20 mars : aimer … pas comme Don Camillo !

« Quel est le premier de tous les commandements ? » Pour une fois, ce n’est pas une question piège que pose ce scribe. Cette question se posait vraiment parce que vous savez qu’en plus des 10 paroles de vie, il y avait 613 prescriptions qui venaient les compléter et c’esrt tout cet ensemble qui formaient les commandements. Il fallait donc parvenir à les hiérarchiser et c’était la grande activité à laquelle on se livrait dans les écoles rabbiniques.

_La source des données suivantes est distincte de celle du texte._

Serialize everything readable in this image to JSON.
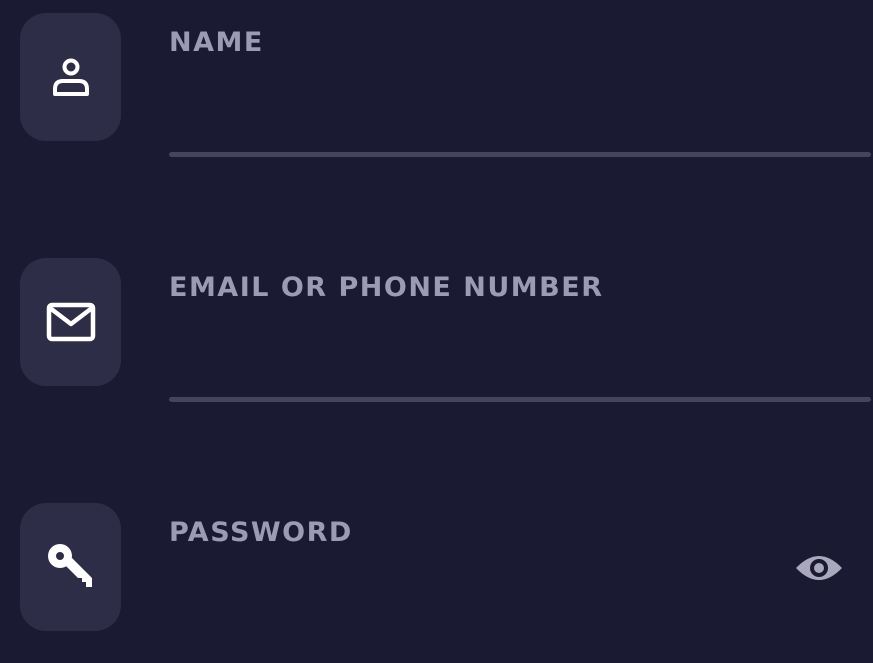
{
  "form": {
    "fields": [
      {
        "label": "NAME",
        "icon": "person-icon",
        "value": "",
        "placeholder": ""
      },
      {
        "label": "EMAIL OR PHONE NUMBER",
        "icon": "mail-icon",
        "value": "",
        "placeholder": ""
      },
      {
        "label": "PASSWORD",
        "icon": "key-icon",
        "value": "",
        "placeholder": "",
        "toggle_icon": "eye-icon"
      }
    ]
  },
  "colors": {
    "background": "#1b1a33",
    "tile": "#2e2d47",
    "label": "#9c9bb3",
    "underline": "#45445c",
    "icon": "#ffffff",
    "eye_icon": "#a9a8bd"
  }
}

Et ça se faisait quasiment sous forme de jeu, il fallait être capable de faire un résumé de toute la loi en se tenant sur un pied … et comme les êtres humains ne sont pas des flamands roses, ils ne peuvent pas rester des heures sur un pied, il fallait donc être synthétique mais sans oublier l’essentiel.

Le scribe qui s’avance vers Jésus ne lui demande pas de se tenir sur un pied, mais il lui demande cette grande synthèse. Et vous aurez remarqué, et ça c’est vraiment très intéressant, que Jésus ne cite aucune des 10 parroles de vie, ni aucune des prescriptions ; pour lui répondre, il va chercher ailleurs dans les Ecritures et il lui donne le double commandement de l’amour. C’est ce que je disais déjà l’autre jour : l’accomplissement parfait de la loi, ce n’est pas la stricte observance de tel ou tel commandement, l’accomplissement parfait de la loi, c’est l’amour, j’y reviendrai.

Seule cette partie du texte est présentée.